With more couples living together without being married, the way child custody and guardianship is approached has to change depending on the situation. If break-ups occur without a divorce, there may be few ways to recover assets or other things through the legal system, but guardianship is one area that is strictly defined for parents.
One question many have is, “does being unmarried affect a person’s ability to apply for guardianship or arrange contact with his or her children?” In Canada as a whole, it’s been shown that parents either had a court order for custody, guardianship and its variations or were in the process of obtaining guardianship in 48 per cent of cases reviewed. Without being legally married, guardianship becomes more difficult, as parents must prove their relationship to a child; this is much easier for mothers, which may explain some of the next statistics skewed toward mothers receiving guardianship of their children.

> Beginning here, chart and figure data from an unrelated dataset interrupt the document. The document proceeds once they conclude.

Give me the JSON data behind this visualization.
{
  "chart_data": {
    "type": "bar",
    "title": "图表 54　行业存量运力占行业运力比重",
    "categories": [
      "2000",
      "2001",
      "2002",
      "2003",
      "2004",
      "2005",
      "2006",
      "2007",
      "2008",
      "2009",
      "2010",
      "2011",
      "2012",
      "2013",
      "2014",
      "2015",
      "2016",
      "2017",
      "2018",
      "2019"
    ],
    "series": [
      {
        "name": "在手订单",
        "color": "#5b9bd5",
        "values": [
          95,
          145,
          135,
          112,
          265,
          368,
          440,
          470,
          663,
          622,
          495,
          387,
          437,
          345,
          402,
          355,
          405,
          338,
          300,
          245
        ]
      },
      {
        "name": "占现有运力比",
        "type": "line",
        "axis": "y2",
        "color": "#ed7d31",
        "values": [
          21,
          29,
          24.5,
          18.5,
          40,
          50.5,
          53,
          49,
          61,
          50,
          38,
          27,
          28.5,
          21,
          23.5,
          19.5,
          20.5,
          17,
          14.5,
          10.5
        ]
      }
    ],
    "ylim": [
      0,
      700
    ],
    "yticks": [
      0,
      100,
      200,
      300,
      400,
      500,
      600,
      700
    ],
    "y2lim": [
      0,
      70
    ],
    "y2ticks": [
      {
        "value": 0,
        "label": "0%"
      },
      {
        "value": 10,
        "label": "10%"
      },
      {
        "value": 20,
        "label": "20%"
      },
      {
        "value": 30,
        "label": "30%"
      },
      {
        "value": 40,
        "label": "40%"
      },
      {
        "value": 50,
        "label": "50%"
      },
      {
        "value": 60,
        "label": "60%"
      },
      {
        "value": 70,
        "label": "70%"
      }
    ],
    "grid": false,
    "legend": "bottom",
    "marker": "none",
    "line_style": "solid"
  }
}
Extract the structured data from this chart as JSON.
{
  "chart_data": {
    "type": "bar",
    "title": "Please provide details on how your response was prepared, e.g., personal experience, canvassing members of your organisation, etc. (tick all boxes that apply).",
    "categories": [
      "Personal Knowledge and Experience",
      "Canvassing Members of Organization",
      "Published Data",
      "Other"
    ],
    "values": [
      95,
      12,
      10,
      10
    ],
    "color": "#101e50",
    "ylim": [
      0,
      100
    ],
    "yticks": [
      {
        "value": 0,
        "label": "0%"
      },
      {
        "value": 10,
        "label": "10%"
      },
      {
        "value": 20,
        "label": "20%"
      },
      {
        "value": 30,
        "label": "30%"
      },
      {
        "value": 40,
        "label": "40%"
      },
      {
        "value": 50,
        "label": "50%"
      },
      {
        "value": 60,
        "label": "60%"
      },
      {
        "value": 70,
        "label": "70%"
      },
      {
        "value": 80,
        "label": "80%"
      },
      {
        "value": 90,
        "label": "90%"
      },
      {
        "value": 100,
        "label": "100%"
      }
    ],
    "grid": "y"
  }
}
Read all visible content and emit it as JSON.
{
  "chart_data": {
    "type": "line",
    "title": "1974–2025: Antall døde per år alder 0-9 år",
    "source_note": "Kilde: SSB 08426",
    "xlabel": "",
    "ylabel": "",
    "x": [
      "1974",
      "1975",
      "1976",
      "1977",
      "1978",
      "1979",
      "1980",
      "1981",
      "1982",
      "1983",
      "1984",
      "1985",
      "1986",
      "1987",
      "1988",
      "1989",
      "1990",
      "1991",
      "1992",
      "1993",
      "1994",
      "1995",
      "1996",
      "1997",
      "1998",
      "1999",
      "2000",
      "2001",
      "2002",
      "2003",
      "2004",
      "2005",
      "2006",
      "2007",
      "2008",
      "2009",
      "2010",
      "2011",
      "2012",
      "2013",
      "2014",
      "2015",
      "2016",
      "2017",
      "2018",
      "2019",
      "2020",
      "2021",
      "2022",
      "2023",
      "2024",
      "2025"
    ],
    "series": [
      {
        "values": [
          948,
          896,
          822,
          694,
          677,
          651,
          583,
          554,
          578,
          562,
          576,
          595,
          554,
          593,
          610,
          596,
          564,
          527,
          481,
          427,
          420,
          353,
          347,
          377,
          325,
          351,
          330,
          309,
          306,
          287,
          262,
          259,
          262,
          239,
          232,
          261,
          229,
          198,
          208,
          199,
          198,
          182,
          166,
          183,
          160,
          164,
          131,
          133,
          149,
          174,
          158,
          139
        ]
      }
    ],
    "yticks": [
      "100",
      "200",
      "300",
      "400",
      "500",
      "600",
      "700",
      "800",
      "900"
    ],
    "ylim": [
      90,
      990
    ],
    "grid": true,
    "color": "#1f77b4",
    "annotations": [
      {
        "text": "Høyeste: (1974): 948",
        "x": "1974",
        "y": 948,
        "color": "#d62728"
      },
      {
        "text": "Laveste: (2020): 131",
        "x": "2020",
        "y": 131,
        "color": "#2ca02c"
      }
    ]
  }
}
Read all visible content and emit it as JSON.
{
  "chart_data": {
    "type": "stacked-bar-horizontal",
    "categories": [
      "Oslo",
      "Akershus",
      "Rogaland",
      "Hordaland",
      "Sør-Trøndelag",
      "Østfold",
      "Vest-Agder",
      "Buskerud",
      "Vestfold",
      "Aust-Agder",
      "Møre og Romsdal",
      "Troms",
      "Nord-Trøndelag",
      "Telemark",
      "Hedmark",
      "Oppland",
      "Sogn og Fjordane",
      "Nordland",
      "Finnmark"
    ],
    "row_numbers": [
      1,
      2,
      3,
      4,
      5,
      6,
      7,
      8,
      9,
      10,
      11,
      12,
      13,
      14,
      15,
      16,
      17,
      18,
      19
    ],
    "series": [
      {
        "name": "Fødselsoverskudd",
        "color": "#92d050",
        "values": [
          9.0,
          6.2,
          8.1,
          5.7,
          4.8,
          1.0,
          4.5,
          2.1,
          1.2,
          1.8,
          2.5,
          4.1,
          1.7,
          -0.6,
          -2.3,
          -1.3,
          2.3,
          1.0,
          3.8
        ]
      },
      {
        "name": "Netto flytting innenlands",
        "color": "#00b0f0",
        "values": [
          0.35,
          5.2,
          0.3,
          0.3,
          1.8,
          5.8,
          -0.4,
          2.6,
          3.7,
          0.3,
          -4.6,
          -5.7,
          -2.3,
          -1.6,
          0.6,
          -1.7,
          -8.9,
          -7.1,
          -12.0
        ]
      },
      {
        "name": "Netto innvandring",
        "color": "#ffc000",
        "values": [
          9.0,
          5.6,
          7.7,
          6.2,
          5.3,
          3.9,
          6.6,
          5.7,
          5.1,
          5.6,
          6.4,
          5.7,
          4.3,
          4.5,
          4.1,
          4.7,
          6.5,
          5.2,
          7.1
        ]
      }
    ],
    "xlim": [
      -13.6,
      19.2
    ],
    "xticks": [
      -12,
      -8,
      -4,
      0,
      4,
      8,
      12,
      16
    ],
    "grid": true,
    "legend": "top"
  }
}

In 79.3 per cent of cases, it was shown that mothers had exclusive custody in these arrangements, while 6.6 per cent of fathers did. Almost 13 per cent of couples shared custody. In cases where children were between 6 and 11, it was more likely for fathers to obtain exclusive custody or to have shared physical custody with the mother.
The type of union the parents have broken does seem to affect the custody arrangement. In unions with no marriage or common-law arrangement, 82 per cent of mothers obtained custody exclusively while 5.3 per cent of fathers did the same. Another 10.9 per cent of people shared physical custody of their children. Most children were found to live with their mothers with varied relationships and visitation times with their fathers.